– Ни поцелуй, ни те нежности, которым они, все еще стоя, осыпали сейчас друг друга, не имели ничего общего со смыслом их разговора. Слова зарождались как бы сами по себе. Каждый раз, когда эта остроумная, порой язвительная графиня начинала говорить, перед Гяуром словно бы представала совершенно иная, незнакомая ему женщина, которую он просто не способен был полюбить. Но как только князь пытался задумываться над этим, он тотчас же вспоминал, что, кроме пропитанного едким сарказмом языка Дианы, существуют еще обворожительная улыбка, ее излучающие голубизну глаза, прекрасное тело, над которым любовно трудился Создатель.
– Насколько я понял, это не ваше имение? – полушепотом спросил Гяур. – Не ваш дом?
– Что вы, князь. Он слишком скромен, чтобы служить родовым гнездом графов де Ляфер.
– Зато достаточно роскошен, чтобы служить пристанищем для влюбленных, – решил извиниться Гяур.
– Мне бы не хотелось уточнять, для кого обычно служит пристанищем эта забытая Богом усадьба. Но, в общем-то, вы правы. Когда-нибудь я приглашу вас в свой родовой замок. Он всего лишь в семидесяти милях отсюда. Приглашение последует сразу же, как только представится такая возможность.
– Я начинаю любить замки. Раньше они воспринимались мною исключительно как военные крепости, а не место для жизни целого рода.
– Еще бы. После того как неожиданно сами оказались владельцем сиятельных руин где-то на задворках Речи Посполитой. Нет-нет, князь, я не хотела осквернить лукавством то, что досталось в наследство от вашего странствующего предка.

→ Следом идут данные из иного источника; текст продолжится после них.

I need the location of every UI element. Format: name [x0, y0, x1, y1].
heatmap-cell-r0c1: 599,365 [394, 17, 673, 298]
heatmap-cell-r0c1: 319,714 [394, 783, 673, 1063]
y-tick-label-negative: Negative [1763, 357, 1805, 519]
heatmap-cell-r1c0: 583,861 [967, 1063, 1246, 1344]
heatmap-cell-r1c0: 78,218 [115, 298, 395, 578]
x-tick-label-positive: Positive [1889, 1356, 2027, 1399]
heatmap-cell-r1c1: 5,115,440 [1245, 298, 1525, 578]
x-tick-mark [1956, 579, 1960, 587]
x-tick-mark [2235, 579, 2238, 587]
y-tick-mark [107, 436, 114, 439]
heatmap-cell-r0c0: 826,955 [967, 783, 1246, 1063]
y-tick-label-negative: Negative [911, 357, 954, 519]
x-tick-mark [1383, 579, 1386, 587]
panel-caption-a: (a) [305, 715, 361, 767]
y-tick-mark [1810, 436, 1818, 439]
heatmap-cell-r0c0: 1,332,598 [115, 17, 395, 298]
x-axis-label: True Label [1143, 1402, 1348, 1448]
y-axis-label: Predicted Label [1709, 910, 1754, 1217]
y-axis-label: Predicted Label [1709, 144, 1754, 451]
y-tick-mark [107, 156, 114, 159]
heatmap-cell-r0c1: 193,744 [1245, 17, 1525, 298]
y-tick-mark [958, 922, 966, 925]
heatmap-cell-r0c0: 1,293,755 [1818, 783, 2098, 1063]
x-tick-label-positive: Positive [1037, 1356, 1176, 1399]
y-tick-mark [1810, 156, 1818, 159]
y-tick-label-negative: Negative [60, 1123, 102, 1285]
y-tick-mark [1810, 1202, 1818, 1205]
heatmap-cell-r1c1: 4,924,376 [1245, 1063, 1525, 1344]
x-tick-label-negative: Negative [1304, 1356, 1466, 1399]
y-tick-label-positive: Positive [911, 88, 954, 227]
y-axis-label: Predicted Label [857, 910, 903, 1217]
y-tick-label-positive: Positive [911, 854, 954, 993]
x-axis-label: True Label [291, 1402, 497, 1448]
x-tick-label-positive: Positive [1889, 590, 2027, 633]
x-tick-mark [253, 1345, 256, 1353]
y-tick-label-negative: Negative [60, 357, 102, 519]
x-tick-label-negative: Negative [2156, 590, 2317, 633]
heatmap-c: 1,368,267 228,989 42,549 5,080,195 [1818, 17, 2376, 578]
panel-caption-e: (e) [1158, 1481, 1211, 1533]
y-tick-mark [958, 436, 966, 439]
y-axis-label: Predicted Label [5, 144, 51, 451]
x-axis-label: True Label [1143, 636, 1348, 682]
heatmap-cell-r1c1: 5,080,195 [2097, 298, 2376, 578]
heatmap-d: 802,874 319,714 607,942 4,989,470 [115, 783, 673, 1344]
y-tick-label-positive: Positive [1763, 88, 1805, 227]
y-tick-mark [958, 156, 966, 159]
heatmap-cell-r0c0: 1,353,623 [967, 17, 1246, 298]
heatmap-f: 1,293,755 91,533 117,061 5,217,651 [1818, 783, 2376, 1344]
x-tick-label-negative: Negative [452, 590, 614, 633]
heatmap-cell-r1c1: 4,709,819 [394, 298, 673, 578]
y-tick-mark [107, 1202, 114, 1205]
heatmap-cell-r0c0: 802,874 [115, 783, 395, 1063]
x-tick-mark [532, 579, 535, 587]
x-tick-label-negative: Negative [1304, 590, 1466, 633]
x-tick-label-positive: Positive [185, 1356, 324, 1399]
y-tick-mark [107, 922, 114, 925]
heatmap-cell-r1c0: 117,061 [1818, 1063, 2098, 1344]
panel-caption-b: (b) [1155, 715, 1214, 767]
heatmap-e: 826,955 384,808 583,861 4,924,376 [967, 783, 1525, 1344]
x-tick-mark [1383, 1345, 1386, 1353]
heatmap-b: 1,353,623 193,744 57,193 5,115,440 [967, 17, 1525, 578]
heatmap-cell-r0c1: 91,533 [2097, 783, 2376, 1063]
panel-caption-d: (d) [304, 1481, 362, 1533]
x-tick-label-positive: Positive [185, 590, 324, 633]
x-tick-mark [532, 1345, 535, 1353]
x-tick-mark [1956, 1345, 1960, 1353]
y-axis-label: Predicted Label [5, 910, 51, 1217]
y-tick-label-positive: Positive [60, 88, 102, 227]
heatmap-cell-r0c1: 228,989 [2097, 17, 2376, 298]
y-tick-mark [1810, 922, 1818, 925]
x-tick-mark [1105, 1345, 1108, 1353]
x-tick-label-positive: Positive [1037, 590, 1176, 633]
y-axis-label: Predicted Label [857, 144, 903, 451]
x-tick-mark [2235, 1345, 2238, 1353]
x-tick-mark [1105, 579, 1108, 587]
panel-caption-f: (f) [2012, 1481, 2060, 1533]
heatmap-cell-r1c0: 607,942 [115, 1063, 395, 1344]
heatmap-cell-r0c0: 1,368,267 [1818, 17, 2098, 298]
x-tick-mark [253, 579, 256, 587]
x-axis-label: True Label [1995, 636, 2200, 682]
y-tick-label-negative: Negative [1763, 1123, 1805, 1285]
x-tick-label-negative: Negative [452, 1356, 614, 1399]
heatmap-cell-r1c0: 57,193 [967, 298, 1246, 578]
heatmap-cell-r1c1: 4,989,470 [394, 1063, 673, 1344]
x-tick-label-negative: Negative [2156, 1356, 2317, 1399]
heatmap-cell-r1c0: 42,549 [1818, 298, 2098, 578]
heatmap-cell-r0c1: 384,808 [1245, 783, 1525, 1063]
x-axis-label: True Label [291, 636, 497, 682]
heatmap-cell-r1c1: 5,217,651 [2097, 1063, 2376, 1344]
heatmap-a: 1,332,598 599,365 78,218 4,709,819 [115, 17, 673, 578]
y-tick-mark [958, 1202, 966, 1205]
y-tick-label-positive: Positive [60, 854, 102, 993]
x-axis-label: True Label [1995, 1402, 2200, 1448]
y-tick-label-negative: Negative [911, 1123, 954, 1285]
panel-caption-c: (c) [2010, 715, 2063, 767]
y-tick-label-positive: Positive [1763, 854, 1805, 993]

– Вы-то откуда знаете, что мне достались эти руины?
– Вам пора смириться с тем, что мне известно многое. В том числе и то, что, в общем-то, не должно достигать моих ушей. Так стоит ли без конца удивляться?
В течение нескольких минут они молча, почти по-детски невинно, целовались. Им не хотелось, чтобы разговор, которого, как оказалось, не избежать, хоть в какой-то степени охлаждал их чувства и страсти.
– Мне сказали, что во Францию вы прибыли все еще тайно. Меня это поразило.
Графиня приложила палец к его губам.
– Т-с-с. Не будем об этом. Неужели вам хочется терять время на такие вопросы? – И, не дождавшись ответа, нежно, едва прикасаясь, поцеловала его в губы. Еще и еще раз, все призывнее и призывнее…
Но все же графиня немного растерялась, когда вдруг почувствовала, что не руки, а какая-то неведомая сила отрывает ее от земли.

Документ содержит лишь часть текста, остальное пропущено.